Wow, I haven't updated this for a while...sorry guys. Anyway – actiony things will happen soon, so stay tuned and stay patient.

Castiel actually stops breathing the first time he feels it.

Angels.

There are angels nearby. He's scared that if he makes a sound, even the soft passing of air through his vessels lungs, then he will lose the feeling of connection, fine as a glass filament. So he doesn't breathe or move, or speak.

It disappears anyway.

It's been four months since Dean's death, months of loneliness in the cold woods, wishing he could starve or drown or suffocate – but he can't. Angels are hard to kill, even one in his weakened state, and he lacks the ingenuity or the resources to succeed. Even if he did, only oblivion would greet him anyway, angels do not have an afterlife.

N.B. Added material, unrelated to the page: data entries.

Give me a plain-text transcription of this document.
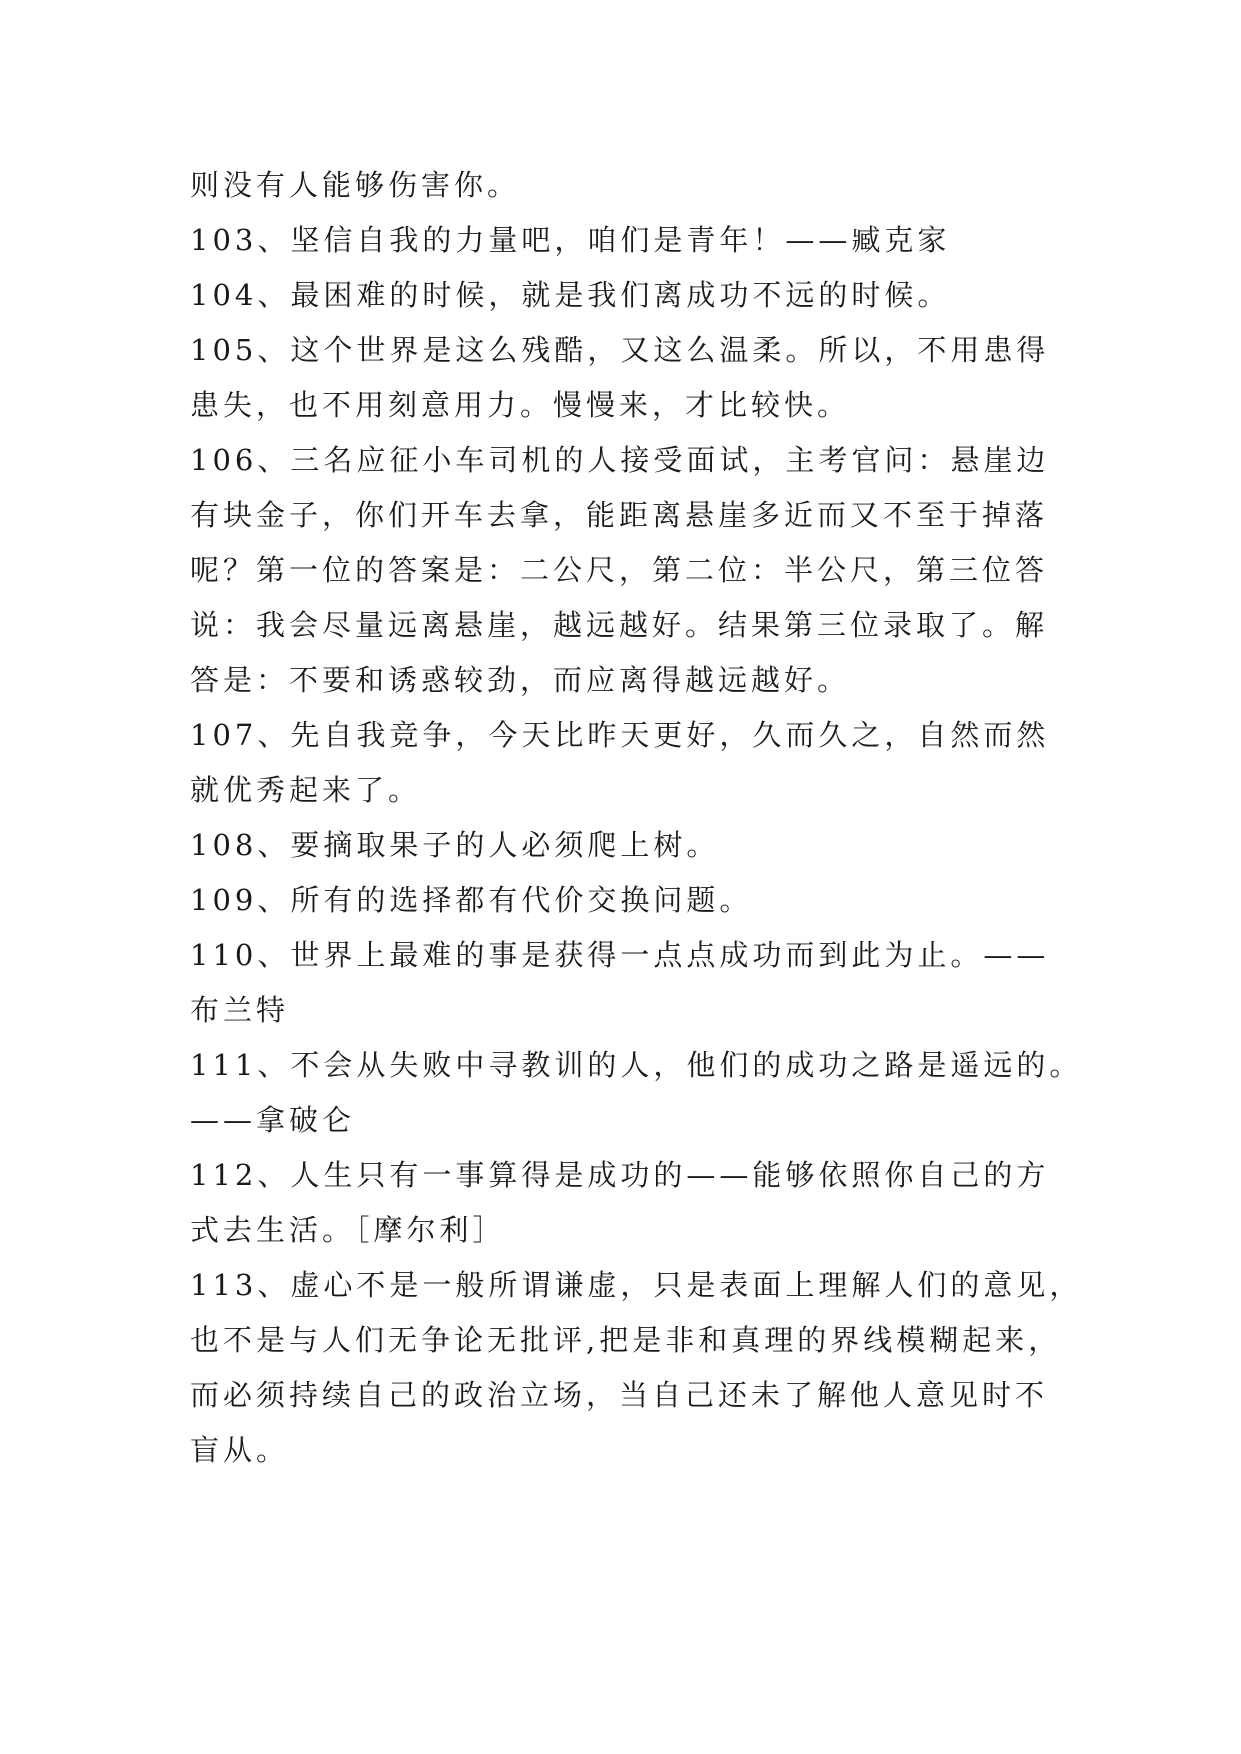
则没有人能够伤害你。
103、坚信自我的力量吧，咱们是青年！——臧克家
104、最困难的时候，就是我们离成功不远的时候。
105、这个世界是这么残酷，又这么温柔。所以，不用患得
患失，也不用刻意用力。慢慢来，才比较快。
106、三名应征小车司机的人接受面试，主考官问：悬崖边
有块金子，你们开车去拿，能距离悬崖多近而又不至于掉落
呢？第一位的答案是：二公尺，第二位：半公尺，第三位答
说：我会尽量远离悬崖，越远越好。结果第三位录取了。解
答是：不要和诱惑较劲，而应离得越远越好。
107、先自我竞争，今天比昨天更好，久而久之，自然而然
就优秀起来了。
108、要摘取果子的人必须爬上树。
109、所有的选择都有代价交换问题。
110、世界上最难的事是获得一点点成功而到此为止。——
布兰特
111、不会从失败中寻教训的人，他们的成功之路是遥远的。
——拿破仑
112、人生只有一事算得是成功的——能够依照你自己的方
式去生活。［摩尔利］
113、虚心不是一般所谓谦虚，只是表面上理解人们的意见，
也不是与人们无争论无批评,把是非和真理的界线模糊起来，
而必须持续自己的政治立场，当自己还未了解他人意见时不
盲从。
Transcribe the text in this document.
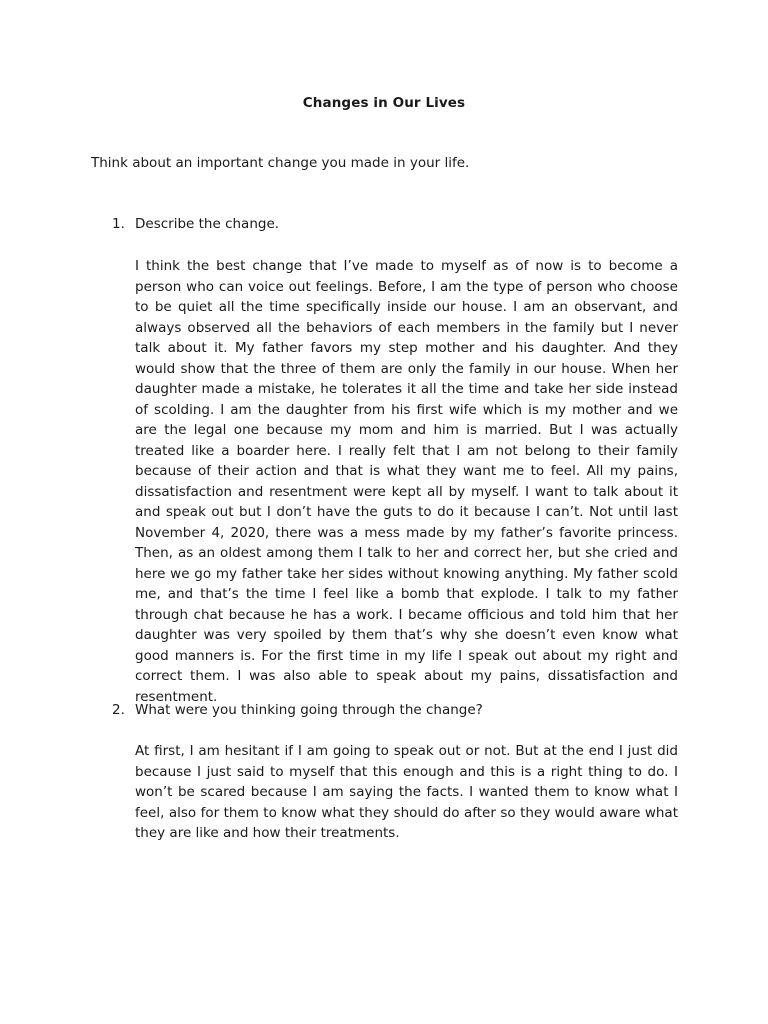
Changes in Our Lives
Think about an important change you made in your life.
1. Describe the change.
I think the best change that I’ve made to myself as of now is to become a person who can voice out feelings. Before, I am the type of person who choose to be quiet all the time specifically inside our house. I am an observant, and always observed all the behaviors of each members in the family but I never talk about it. My father favors my step mother and his daughter. And they would show that the three of them are only the family in our house. When her daughter made a mistake, he tolerates it all the time and take her side instead of scolding. I am the daughter from his first wife which is my mother and we are the legal one because my mom and him is married. But I was actually treated like a boarder here. I really felt that I am not belong to their family because of their action and that is what they want me to feel. All my pains, dissatisfaction and resentment were kept all by myself. I want to talk about it and speak out but I don’t have the guts to do it because I can’t. Not until last November 4, 2020, there was a mess made by my father’s favorite princess. Then, as an oldest among them I talk to her and correct her, but she cried and here we go my father take her sides without knowing anything. My father scold me, and that’s the time I feel like a bomb that explode. I talk to my father through chat because he has a work. I became officious and told him that her daughter was very spoiled by them that’s why she doesn’t even know what good manners is. For the first time in my life I speak out about my right and correct them. I was also able to speak about my pains, dissatisfaction and resentment.
2. What were you thinking going through the change?
At first, I am hesitant if I am going to speak out or not. But at the end I just did because I just said to myself that this enough and this is a right thing to do. I won’t be scared because I am saying the facts. I wanted them to know what I feel, also for them to know what they should do after so they would aware what they are like and how their treatments.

The half human aspect of him, unfurled like the wet spawning of new wings on a pallid insect, still tortures him with desire and loneliness and love and loss. His body aches with physical discomfort and he finds sleep difficult, he dislikes the need for gratification that arises periodically, as if his borrowed flesh is not aware of the fact that Dean is gone.

And now there are angels.

He feels them again a few weeks later, longer this time, the crystalline hum of their presence like cold water on his fevered, fleshy brain. A taste of the detachment and peace that he once had.

Balthazar comes to him, dream walking as a blond man beside the ring where he first fought Dean, a place he often visits. He speaks the three words that before would have lit him with joy, purpose and the full hallelujah of the host in ecstasy.

"God has returned."

And he barely cares.

The agony of his grace being reignited burns him to the core. He screams, screams until he's raw and open like a nerve, the power flowing back through him like freezing acid, burning away the parts of him awakened by Dean and concealing his wings anew as his grace grows in strength.

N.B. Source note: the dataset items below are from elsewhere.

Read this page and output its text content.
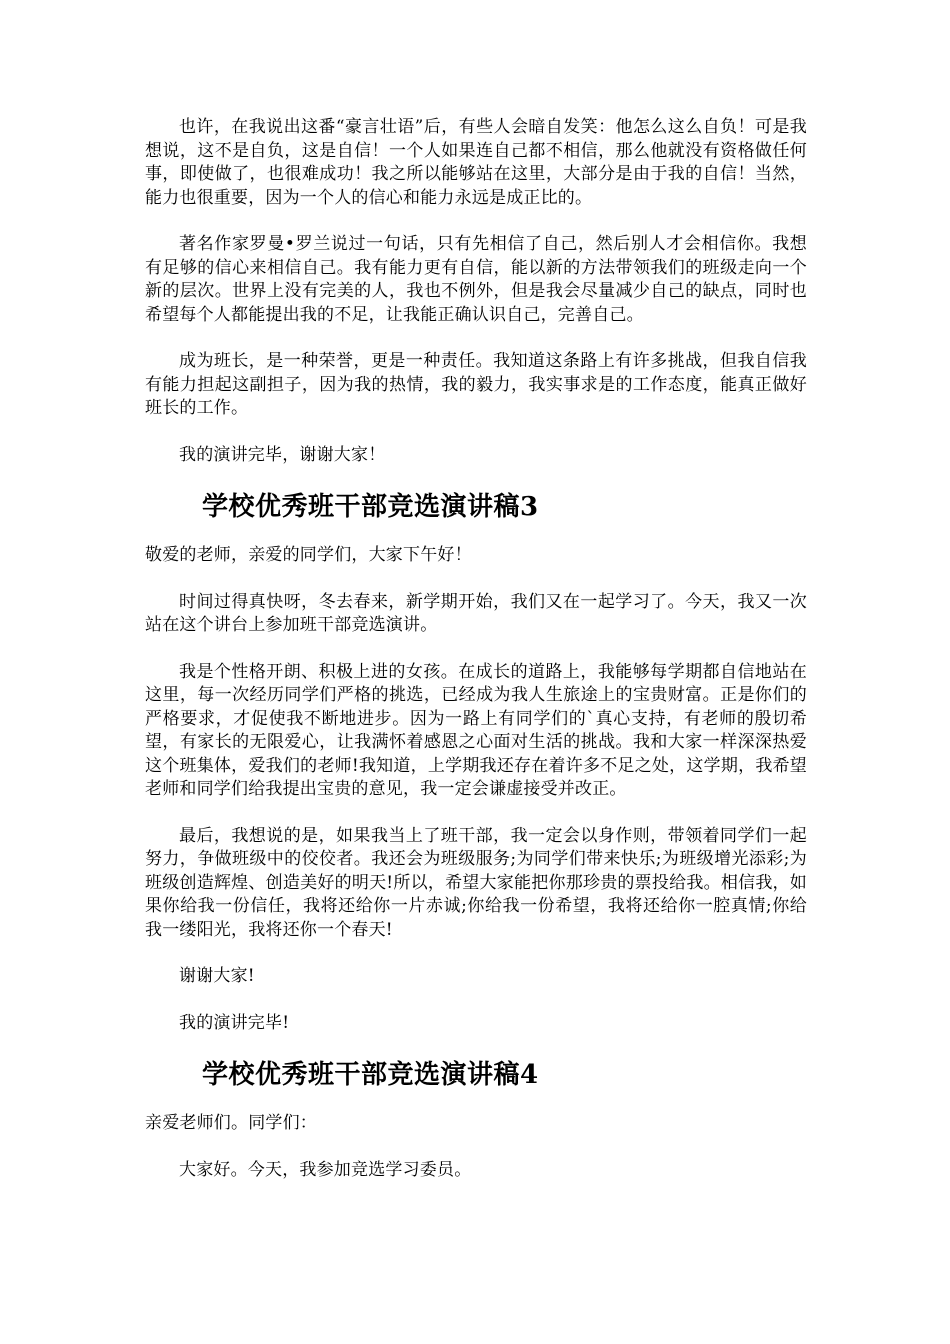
也许，在我说出这番“豪言壮语”后，有些人会暗自发笑：他怎么这么自负！可是我想说，这不是自负，这是自信！一个人如果连自己都不相信，那么他就没有资格做任何事，即使做了，也很难成功！我之所以能够站在这里，大部分是由于我的自信！当然，能力也很重要，因为一个人的信心和能力永远是成正比的。

著名作家罗曼•罗兰说过一句话，只有先相信了自己，然后别人才会相信你。我想有足够的信心来相信自己。我有能力更有自信，能以新的方法带领我们的班级走向一个新的层次。世界上没有完美的人，我也不例外，但是我会尽量减少自己的缺点，同时也希望每个人都能提出我的不足，让我能正确认识自己，完善自己。

成为班长，是一种荣誉，更是一种责任。我知道这条路上有许多挑战，但我自信我有能力担起这副担子，因为我的热情，我的毅力，我实事求是的工作态度，能真正做好班长的工作。

我的演讲完毕，谢谢大家！

学校优秀班干部竞选演讲稿3

敬爱的老师，亲爱的同学们，大家下午好！

时间过得真快呀，冬去春来，新学期开始，我们又在一起学习了。今天，我又一次站在这个讲台上参加班干部竞选演讲。

我是个性格开朗、积极上进的女孩。在成长的道路上，我能够每学期都自信地站在这里，每一次经历同学们严格的挑选，已经成为我人生旅途上的宝贵财富。正是你们的严格要求，才促使我不断地进步。因为一路上有同学们的`真心支持，有老师的殷切希望，有家长的无限爱心，让我满怀着感恩之心面对生活的挑战。我和大家一样深深热爱这个班集体，爱我们的老师!我知道，上学期我还存在着许多不足之处，这学期，我希望老师和同学们给我提出宝贵的意见，我一定会谦虚接受并改正。

最后，我想说的是，如果我当上了班干部，我一定会以身作则，带领着同学们一起努力，争做班级中的佼佼者。我还会为班级服务;为同学们带来快乐;为班级增光添彩;为班级创造辉煌、创造美好的明天!所以，希望大家能把你那珍贵的票投给我。相信我，如果你给我一份信任，我将还给你一片赤诚;你给我一份希望，我将还给你一腔真情;你给我一缕阳光，我将还你一个春天!

谢谢大家!

我的演讲完毕!

学校优秀班干部竞选演讲稿4

亲爱老师们。同学们：

大家好。今天，我参加竞选学习委员。
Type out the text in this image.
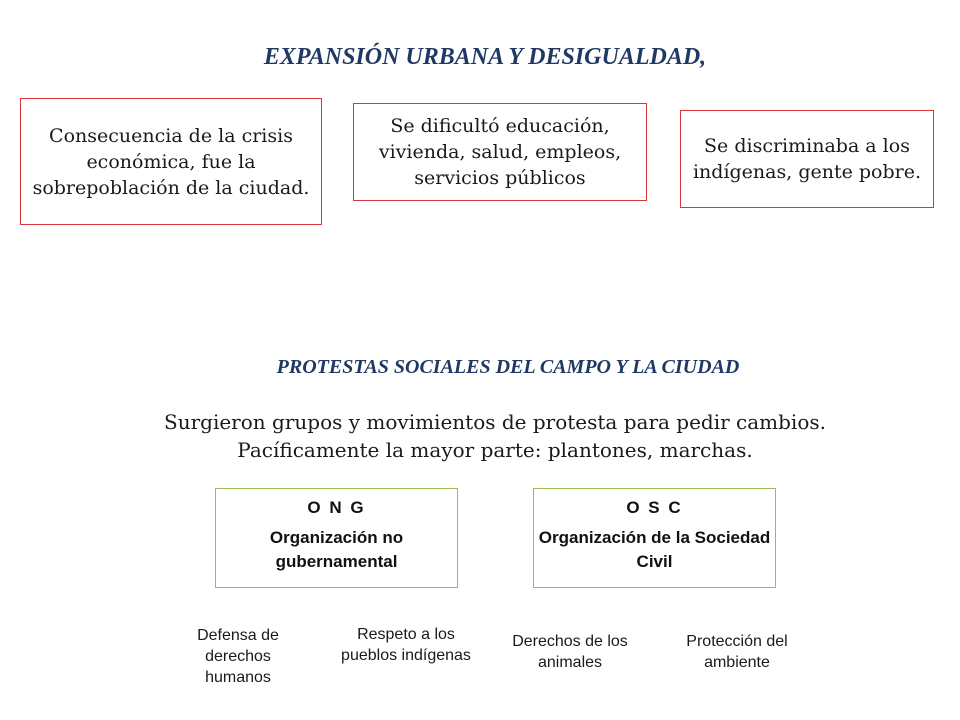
EXPANSIÓN URBANA Y DESIGUALDAD,
Consecuencia de la crisis económica, fue la sobrepoblación de la ciudad.
Se dificultó educación, vivienda, salud, empleos, servicios públicos
Se discriminaba a los indígenas, gente pobre.
PROTESTAS SOCIALES DEL CAMPO Y LA CIUDAD
Surgieron grupos y movimientos de protesta para pedir cambios.
Pacíficamente la mayor parte: plantones, marchas.
O N G
Organización no gubernamental
O S C
Organización de la Sociedad Civil
Defensa de derechos humanos
Respeto a los pueblos indígenas
Derechos de los animales
Protección del ambiente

Balthazar takes his pain wracked body away from the tiny cave, the section of the wood that was soaked in the blood of the love he'd lost, back to heaven. His vessel lies sleeping, and dimly Castiel knows that this is like a story humans tell – the sleeping form remaining unchanged while the spirit wanders, waiting.

But he doesn't know how the story ends.

He already thinks of humans from a great distance.

He returns to his true form, enormous and bright, without physicality, only thought, which creates and destroys and links them all.

In this form he would burn Dean's eyes, or the eyes of his host. He would burn the shadow of his lover away with his own brilliance.

Were Dean not already dead.

He cannot enter hell, not without the protection of the host, and so he will never see Dean again. Even God, whose love touches him like a soft tickling on his skin, the kind an imagined insect would create, does not know him as fully, as perfectly, as Dean once did.

Eternity alone is an even more painful concept now that he is surrounded by the whispering thoughts of a thousand angels, all of whom can see Dean's hands all over his grace, the soft coil of demon smoke that rises in the centre of him like a dying hearth. Crystalline bright as he is, transparent and pure, he cannot hide that one facet of darkness, tourmaline quartz to their diamond brightness.

He is taint itself.

Even his voice is not the same. The clear ringing angelic tones of the others resound around the heavens at their father's return, and yet his own voice, the only black key on the piano, a hollow note to make their joyous cry one thousandth threnody. His wings are somehow the wrong way round, like black snow falling onto white ground. He looks wrong, feels wrong.

He feels. And that is the worst crime of all.

Dean wanders the unholy depths, dark and wet with blood like the veins of some foul creature. The cancerous bowel of humankind, where souls never stop screaming because they have no need of breath, where their hearts never run dry of blood to pour upon the sandpaper harsh rock, and where the stink, the sulphur and vomit, come and innards and sweat and tears, has nowhere to escape to.

He walks, never sleeping, tail curled around his wrist for comfort, black eyes and gore covered skin making him almost invisible as he passes, a shadow. The only thing that marks him out is the silvery shine Castiel left on him, the faint aura of love and grace that drives other demons from him like holy fire. When he speaks to remember what his voice is, to comfort himself in the endless dark that used to be his pleasure trove, his harem and torture chambers and banquet hall, his words are tainted with a sharp, lilting cry like a bird in first flight. It cuts his throat like silver, fills his ears with salt.

It is the yawning space of Castiel's breaking heart, screaming from the touches of grace on his spirit.

Sometimes he speaks, shreds his skin with the sound, just to feel him.

Hell echoes with the misery of an angel, and he laughs bitterly at the thought, driving Castiel's misery into the demons and the damned like a sickness. The cries of the tortured join that one brittle sound and swell it.

Sam hears the resonating song of his brother and the angel, joined in chorus with the damned.

He knows they cannot continue like this.